E parliamo della ripetizione! Ti ricordo che io ogni sera, per addormentarmi, visualizzavo quelle immagini che cambiavano nel tempo ma le emozioni che portavano erano le stesse.
Quando un'immagine mentale viene evocata più volte, i neuroni coinvolti iniziano a sincronizzarsi, creando nuove reti neurali stabili, cioè nuove “strade” neurali. E le reti che non vengono più attivate (ad esempio le immagini legate al dolore, alla paura, all’abbandono) tendono a indebolirsi.
Allora abbiamo in noi un tesoro ricchissimo, la possibilità di creare da soli le nostre immagini guaritrici, che collegate a emozioni positive e a uno stato ricettivo di abbassamento delle frequenze cerebrali( rilassamento, preaddormentamento, meditazione), indeboliscono vecchi circuiti disfunzionali e rinforzano nuovi circuiti associati a sicurezza, amore, guarigione
Una attività mentale immaginativa che, quindi, non resta solo nella mente ma: coinvolge il corpo attraverso il nervo vago, la principale via del sistema parasimpatico, influenzando anche frequenza cardiaca, respirazione, pressione arteriosa, digestione, npercezione del dolore. Sono immagini che attivano uno stato neurofisiologico di sicurezza che permette la riorganizzazione di memorie traumatiche e l’integrazione.
Usare quindi intenzionalmente le immagini guaritrici significa istruire il cervello a vivere nuove esperienze, prima interiormente e poi nel comportamento reale perché ogni immagine è una istruzione neurologica. Possiamo cioè dire che ciò che immagini oggi può diventare ciò che sei domani.
Istruzioni neurologiche
E allora quella bambina che si addormentava immaginando in modo così reale aveva scoperto da sola il potere di quelle immagini provando su di sé come non agissero solo “per suggestione”ma influenzassero i livelli profondi della sua coscienza, grazie alla loro potenza che si trattasse di una Grande Madre che mi teneva tra le sue braccia, di una luce dorata che mi curava o di una tana nella quale potevo rifugiarmi. O di un ricordo carico di affetto e di amore, di un abbraccio inaspettato, di uno sguardo profondo.
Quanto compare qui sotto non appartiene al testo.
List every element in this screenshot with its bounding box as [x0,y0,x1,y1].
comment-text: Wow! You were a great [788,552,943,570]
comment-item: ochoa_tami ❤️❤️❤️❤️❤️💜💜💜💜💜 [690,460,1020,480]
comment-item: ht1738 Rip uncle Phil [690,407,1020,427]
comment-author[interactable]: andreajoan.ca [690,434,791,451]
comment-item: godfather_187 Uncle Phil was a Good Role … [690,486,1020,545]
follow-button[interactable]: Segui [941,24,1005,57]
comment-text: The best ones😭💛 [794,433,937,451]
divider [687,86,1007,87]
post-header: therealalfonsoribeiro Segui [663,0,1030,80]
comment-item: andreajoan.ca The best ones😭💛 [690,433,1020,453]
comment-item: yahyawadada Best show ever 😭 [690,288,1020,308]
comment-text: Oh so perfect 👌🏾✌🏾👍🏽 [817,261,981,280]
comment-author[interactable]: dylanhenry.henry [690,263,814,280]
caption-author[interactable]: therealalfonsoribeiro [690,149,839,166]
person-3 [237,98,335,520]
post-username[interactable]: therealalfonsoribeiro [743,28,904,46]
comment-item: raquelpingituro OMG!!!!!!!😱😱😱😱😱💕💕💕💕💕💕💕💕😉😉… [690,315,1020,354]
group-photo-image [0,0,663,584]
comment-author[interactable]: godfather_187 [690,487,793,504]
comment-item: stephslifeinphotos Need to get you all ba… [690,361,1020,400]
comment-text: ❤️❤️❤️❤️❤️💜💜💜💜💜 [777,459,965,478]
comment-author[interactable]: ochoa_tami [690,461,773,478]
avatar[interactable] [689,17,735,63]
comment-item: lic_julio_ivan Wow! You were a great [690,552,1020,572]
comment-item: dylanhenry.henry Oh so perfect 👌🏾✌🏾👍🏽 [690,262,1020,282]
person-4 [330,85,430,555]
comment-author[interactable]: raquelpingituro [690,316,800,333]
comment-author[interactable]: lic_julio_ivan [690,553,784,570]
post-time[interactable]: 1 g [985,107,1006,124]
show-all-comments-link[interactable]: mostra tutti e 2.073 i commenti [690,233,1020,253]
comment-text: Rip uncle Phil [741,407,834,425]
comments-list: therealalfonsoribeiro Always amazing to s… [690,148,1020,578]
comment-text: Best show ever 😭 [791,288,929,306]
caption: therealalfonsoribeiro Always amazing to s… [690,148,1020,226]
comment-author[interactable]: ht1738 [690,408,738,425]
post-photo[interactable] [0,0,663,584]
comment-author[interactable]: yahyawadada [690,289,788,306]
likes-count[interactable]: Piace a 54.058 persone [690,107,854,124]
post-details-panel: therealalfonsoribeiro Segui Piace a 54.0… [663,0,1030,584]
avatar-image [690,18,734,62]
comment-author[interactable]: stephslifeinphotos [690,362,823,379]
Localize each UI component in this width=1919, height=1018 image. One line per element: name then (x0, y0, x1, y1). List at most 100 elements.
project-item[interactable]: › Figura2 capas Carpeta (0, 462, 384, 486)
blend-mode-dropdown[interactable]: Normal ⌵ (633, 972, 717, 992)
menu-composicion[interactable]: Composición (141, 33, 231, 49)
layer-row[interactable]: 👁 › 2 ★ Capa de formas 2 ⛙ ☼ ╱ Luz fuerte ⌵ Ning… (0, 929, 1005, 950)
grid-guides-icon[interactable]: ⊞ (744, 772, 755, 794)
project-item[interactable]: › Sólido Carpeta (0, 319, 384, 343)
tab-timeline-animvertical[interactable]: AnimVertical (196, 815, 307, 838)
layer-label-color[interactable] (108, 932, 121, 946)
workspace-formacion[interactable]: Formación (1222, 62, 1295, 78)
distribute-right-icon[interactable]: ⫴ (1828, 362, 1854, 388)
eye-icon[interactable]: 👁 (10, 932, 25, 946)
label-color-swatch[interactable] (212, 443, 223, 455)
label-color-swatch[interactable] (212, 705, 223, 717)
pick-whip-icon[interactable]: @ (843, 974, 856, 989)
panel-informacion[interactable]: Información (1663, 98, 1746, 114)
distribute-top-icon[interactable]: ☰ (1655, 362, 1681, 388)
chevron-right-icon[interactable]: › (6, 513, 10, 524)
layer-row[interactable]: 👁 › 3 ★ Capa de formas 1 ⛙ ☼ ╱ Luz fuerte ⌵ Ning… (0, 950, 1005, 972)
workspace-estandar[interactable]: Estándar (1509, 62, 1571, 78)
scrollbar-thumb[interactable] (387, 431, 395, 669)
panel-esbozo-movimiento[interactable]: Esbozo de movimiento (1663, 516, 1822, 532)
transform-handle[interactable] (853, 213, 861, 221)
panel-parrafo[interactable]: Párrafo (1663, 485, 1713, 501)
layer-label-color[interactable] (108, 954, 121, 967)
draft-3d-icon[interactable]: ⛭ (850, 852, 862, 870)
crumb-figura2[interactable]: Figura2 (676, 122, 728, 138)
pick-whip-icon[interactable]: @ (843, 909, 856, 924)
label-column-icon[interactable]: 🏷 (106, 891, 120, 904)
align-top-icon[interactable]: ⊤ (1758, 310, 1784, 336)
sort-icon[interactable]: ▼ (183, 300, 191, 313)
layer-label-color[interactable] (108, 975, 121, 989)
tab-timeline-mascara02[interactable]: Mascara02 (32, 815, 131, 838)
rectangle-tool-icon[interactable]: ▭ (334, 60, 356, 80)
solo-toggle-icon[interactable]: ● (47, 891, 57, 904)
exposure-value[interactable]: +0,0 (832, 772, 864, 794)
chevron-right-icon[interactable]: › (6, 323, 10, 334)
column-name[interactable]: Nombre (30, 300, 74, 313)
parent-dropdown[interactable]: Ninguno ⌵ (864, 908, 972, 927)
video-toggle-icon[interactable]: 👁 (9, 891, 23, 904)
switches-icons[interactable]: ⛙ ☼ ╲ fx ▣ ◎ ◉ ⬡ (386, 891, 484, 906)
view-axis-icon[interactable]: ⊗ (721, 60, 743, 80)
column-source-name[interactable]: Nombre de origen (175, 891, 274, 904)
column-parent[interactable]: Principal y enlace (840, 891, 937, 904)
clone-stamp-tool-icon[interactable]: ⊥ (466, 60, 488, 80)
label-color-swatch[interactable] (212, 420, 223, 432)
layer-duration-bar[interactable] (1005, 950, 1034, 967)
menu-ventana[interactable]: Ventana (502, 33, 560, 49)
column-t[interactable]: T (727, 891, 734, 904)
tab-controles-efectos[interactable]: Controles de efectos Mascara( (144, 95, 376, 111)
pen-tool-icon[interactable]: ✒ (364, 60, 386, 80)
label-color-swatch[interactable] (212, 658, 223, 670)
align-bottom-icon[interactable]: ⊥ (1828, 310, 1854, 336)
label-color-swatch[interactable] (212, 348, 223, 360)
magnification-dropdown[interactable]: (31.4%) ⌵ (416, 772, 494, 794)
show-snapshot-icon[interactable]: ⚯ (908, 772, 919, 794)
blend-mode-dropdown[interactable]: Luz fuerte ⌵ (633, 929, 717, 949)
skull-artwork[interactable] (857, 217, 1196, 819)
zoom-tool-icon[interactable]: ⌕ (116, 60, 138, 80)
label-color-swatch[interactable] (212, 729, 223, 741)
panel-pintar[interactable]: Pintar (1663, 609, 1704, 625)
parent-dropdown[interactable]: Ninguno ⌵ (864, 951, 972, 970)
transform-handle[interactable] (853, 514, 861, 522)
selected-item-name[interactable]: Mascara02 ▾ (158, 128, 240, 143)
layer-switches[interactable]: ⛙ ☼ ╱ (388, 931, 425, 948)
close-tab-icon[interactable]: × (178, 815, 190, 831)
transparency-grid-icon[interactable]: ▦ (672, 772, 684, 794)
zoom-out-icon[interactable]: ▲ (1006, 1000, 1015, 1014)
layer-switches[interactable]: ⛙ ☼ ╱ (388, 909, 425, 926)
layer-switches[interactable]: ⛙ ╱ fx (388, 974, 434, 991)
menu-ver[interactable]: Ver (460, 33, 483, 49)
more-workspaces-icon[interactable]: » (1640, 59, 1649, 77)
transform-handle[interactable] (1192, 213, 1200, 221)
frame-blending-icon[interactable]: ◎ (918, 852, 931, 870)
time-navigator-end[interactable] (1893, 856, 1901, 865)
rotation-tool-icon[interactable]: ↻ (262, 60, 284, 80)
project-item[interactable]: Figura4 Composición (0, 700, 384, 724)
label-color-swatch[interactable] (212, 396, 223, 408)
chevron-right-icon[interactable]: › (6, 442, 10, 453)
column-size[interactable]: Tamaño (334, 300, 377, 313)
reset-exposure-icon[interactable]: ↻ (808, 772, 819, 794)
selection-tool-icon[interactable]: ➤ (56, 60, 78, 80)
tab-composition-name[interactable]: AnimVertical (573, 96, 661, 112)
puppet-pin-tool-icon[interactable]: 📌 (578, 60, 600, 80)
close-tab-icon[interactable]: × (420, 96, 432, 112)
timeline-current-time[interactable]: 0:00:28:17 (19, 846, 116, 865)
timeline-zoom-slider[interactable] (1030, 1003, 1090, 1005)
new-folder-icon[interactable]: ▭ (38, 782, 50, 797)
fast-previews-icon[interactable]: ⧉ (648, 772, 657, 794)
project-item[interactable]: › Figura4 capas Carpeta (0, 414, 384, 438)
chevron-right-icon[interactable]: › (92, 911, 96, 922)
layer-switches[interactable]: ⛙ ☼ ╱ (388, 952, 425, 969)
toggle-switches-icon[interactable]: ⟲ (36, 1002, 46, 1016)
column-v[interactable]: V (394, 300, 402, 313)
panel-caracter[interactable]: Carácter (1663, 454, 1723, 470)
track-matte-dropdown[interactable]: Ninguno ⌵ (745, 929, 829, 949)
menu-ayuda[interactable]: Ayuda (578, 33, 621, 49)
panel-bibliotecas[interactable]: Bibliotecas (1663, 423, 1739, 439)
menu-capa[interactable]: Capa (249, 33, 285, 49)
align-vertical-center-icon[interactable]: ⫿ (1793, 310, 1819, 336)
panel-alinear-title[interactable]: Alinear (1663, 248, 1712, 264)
Sicuramente tutto questo ha parlato per anni alla parte più profonda e primitiva del mio cervello, quella che decide se io sono al sicuro o in pericolo.E il mio corpo ha risposto per anni come se stesse vivendo realmente quella situazione.
E ora prova tu a chiudere gli aocchi. Fai tre respiri profondi e lascia che arrivi in te un’immagine che, solo a pensarla, ti fa respirare meglio, ti calma o ti fa sentire meno solo/a? E, senza giudicarla, usala, regala al tuo cervello una nuova via. E ripetila, ogni giorno, con amore.